Unnamed: 0,Id,SepalLengthCm,SepalWidthCm,PetalLengthCm,PetalWidthCm,Species
0,1,5.1,3.5,1.4,0.2,Iris-setosa
1,2,4.9,3.0,1.4,0.2,Iris-setosa
2,3,4.7,3.2,1.3,0.2,Iris-setosa
3,4,4.6,3.1,1.5,0.2,Iris-setosa
4,5,5.0,3.6,1.4,0.2,Iris-setosa


In [3]:
# Defining a function which calculates euclidean distance between two data points
def euclideanDistance(data1, data2, length):
    distance = 0
    for x in range(length):
        distance += np.square(data1[x] - data2[x])
    return np.sqrt(distance)

In [4]:
# Defining our KNN model
def knn(trainingSet, testInstance, k):
 
    distances = {}
    sort = {} 
    length = testInstance.shape[1]
    
    # Calculating euclidean distance between each row of training data and test data
    for x in range(len(trainingSet)):
        
        dist = euclideanDistance(testInstance, trainingSet.iloc[x], length)

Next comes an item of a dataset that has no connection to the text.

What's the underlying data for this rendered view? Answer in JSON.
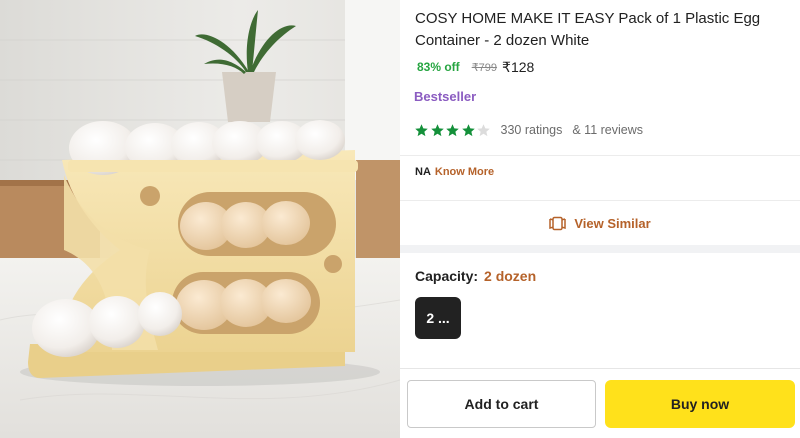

        distances[x] = dist[0]
        # Sorting them on the basis of distance
        sorted_d = sorted(distances.items(), key=operator.itemgetter(1))
        neighbors = []
        
        # Extracting top k neighbors
    for x in range(k):
        neighbors.append(sorted_d[x][0])
    
    classVotes = {}
    # Calculating the most freq class in the neighbors
    for x in range(len(neighbors)):
        response = trainingSet.iloc[neighbors[x]][-1]
 
        if response in classVotes:
            classVotes[response] += 1
        else:
            classVotes[response] = 1
    sortedVotes = sorted(classVotes.items(), key=operator.itemgetter(1), reverse=True)
    return(sortedVotes[0][0], neighbors)

In [5]:
# Creating a dummy testset
testSet = [[7.2, 3.6, 5.1, 2.5]]
test = pd.DataFrame(testSet)

In [7]:
# Setting number of neighbors = 1
k = 1

# Running KNN model
result,neigh = knn(data, test, k)

# Predicted class
print(result)

Iris-setosa


In [8]:
# Nearest neighbor
print(neigh)

[6]


In [9]:
# Now we will try to alter the k values, and see how the prediction changes.
# Setting number of neighbors = 3 
k = 3 
# Running KNN model 
result,neigh = knn(data, test, k) 
# Predicted class 
print(result) 

Iris-setosa


In [10]:
# 3 nearest neighbors
print(neigh)

[6, 7, 5]


In [11]:
# Setting number of neighbors = 5
k = 5
# Running KNN model 
result,neigh = knn(data, test, k) 
# Predicted class 
print(result)

Iris-setosa


In [12]:
# 5 nearest neighbors
print(neigh)

[6, 7, 5, 8, 4]


In [14]:
# Comparing our model with scikit-learn
from sklearn.neighbors import KNeighborsClassifier
neigh = KNeighborsClassifier(n_neighbors=3)
neigh.fit(data.iloc[:,0:4], data['Species'])

# Predicted class
print(neigh.predict(test))

# 3 nearest neighbors
print(neigh.kneighbors(test)[1])

['Iris-setosa']
[[6 7 5]]


We can see that both the models predicted the same class (‘Iris-setosa’) and the same nearest neighbors ( [6，7，5] ). Hence we can conclude that our model runs as expected.